Merchant-initiated transactions (including variable subscriptions)
Payments made with saved cards when the customer is not present in the checkout flow (sometimes called “off-session”) may qualify as merchant-initiated transactions. These payments technically fall outside the scope of SCA. In practice, marking a payment as a “merchant-initiated transaction” will be similar to requesting an exemption. And like any other exemption, it will still be up to the bank to decide whether authentication is needed for the transaction.
This exemption may cover payments that are made with “lodged” cards (e.g., where a corporate card used for managing employee travel expenses is held directly with an online travel agent), as well as corporate payments made using virtual card numbers (which are also used in the travel sector).

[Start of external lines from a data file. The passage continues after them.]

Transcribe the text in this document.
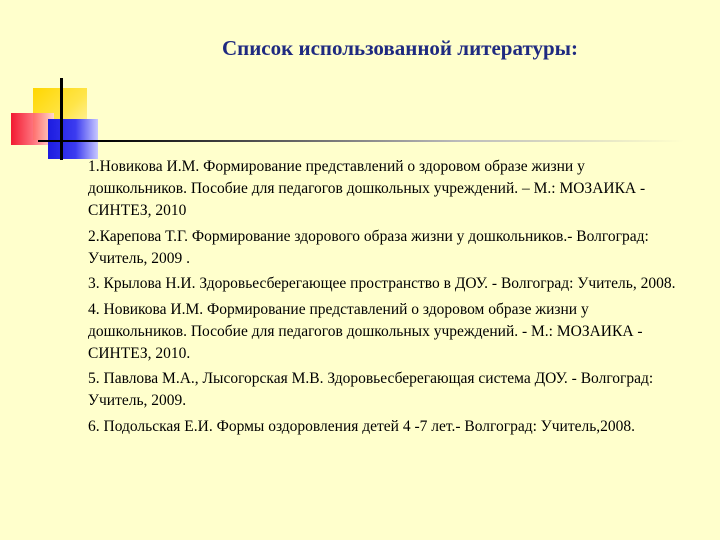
Список использованной литературы:

1.Новикова И.М. Формирование представлений о здоровом образе жизни у дошкольников. Пособие для педагогов дошкольных учреждений. – М.: МОЗАИКА - СИНТЕЗ, 2010

2.Карепова Т.Г. Формирование здорового образа жизни у дошкольников.- Волгоград: Учитель, 2009 .

3. Крылова Н.И. Здоровьесберегающее пространство в ДОУ. - Волгоград: Учитель, 2008.

4. Новикова И.М. Формирование представлений о здоровом образе жизни у дошкольников. Пособие для педагогов дошкольных учреждений. - М.: МОЗАИКА - СИНТЕЗ, 2010.

5. Павлова М.А., Лысогорская М.В. Здоровьесберегающая система ДОУ. - Волгоград: Учитель, 2009.

6. Подольская Е.И. Формы оздоровления детей 4 -7 лет.- Волгоград: Учитель,2008.
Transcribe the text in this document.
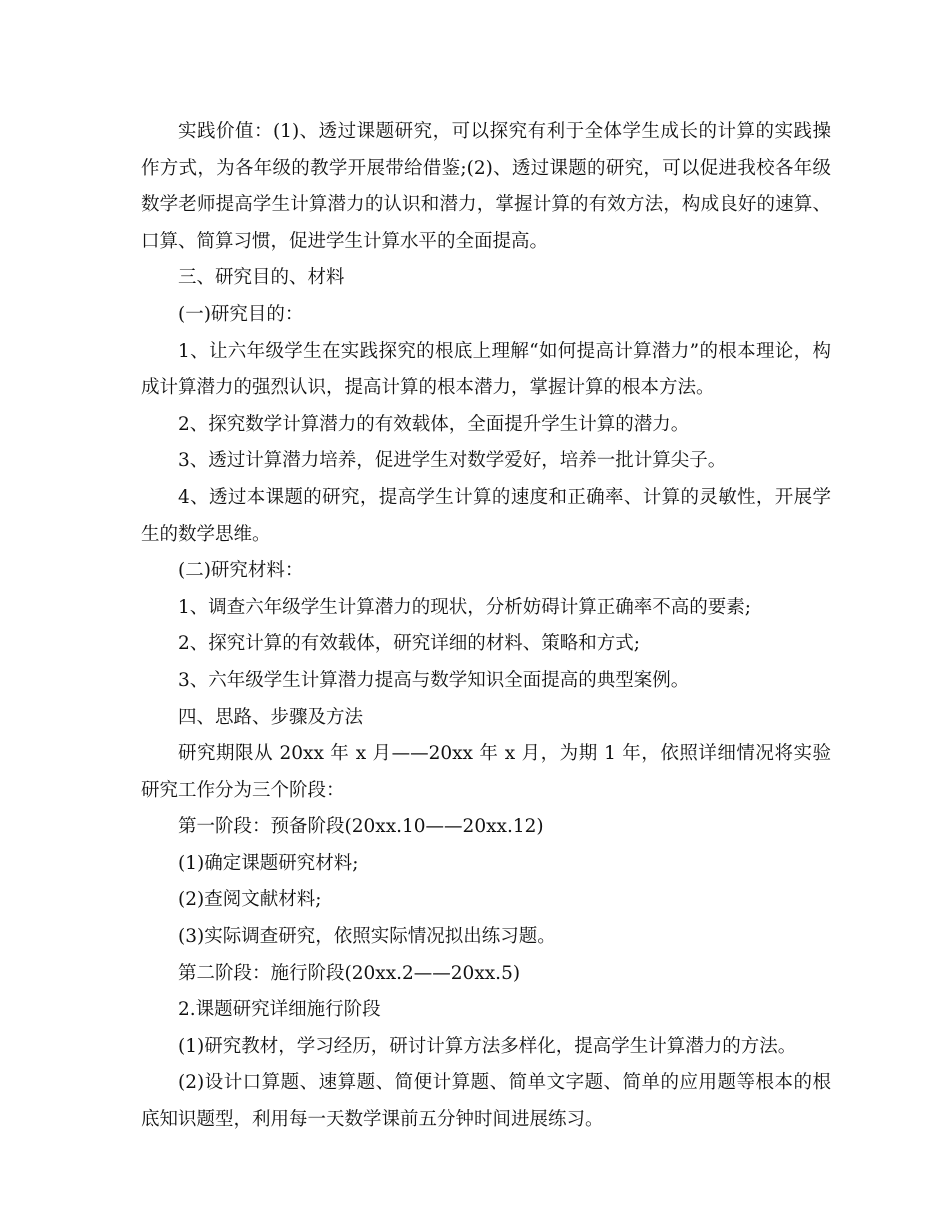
实践价值：(1)、透过课题研究，可以探究有利于全体学生成长的计算的实践操作方式，为各年级的教学开展带给借鉴;(2)、透过课题的研究，可以促进我校各年级数学老师提高学生计算潜力的认识和潜力，掌握计算的有效方法，构成良好的速算、口算、简算习惯，促进学生计算水平的全面提高。

三、研究目的、材料

(一)研究目的：

1、让六年级学生在实践探究的根底上理解“如何提高计算潜力”的根本理论，构成计算潜力的强烈认识，提高计算的根本潜力，掌握计算的根本方法。

2、探究数学计算潜力的有效载体，全面提升学生计算的潜力。

3、透过计算潜力培养，促进学生对数学爱好，培养一批计算尖子。

4、透过本课题的研究，提高学生计算的速度和正确率、计算的灵敏性，开展学生的数学思维。

(二)研究材料：

1、调查六年级学生计算潜力的现状，分析妨碍计算正确率不高的要素;

2、探究计算的有效载体，研究详细的材料、策略和方式;

3、六年级学生计算潜力提高与数学知识全面提高的典型案例。

四、思路、步骤及方法

研究期限从 20xx 年 x 月——20xx 年 x 月，为期 1 年，依照详细情况将实验研究工作分为三个阶段：

第一阶段：预备阶段(20xx.10——20xx.12)

(1)确定课题研究材料;

(2)查阅文献材料;

(3)实际调查研究，依照实际情况拟出练习题。

第二阶段：施行阶段(20xx.2——20xx.5)

2.课题研究详细施行阶段

(1)研究教材，学习经历，研讨计算方法多样化，提高学生计算潜力的方法。

(2)设计口算题、速算题、简便计算题、简单文字题、简单的应用题等根本的根底知识题型，利用每一天数学课前五分钟时间进展练习。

Card details collected over the phone fall outside the scope of SCA and do not require authentication. This type of payment is sometimes referred to as “Mail Order and Telephone Orders” (MOTO). Similar to exempted payments, MOTO transactions will need to be flagged as such—with the cardholder’s bank making the final decision to accept or reject the transaction.
When completing authentication for a payment, customers may have the option to whitelist a business they trust to avoid having to authenticate future purchases. These businesses will be included on a list of “trusted beneficiaries” maintained by the customer’s bank or payment service provider.
Any U.S. company that does business with Europe needs to have a strong grasp of PSD2 and must be ready to leverage new opportunities and stay ahead of the competition when similar changes take place on American shores.
The implementation of PSD2 is going to shake up the payment sectors. There are a number of potential advantages for merchants, but there will still be work to be done; merchants may need to change their systems to handle 3DS 2.0 or other SCA methods, as well as working on how to meet customers’ expectations.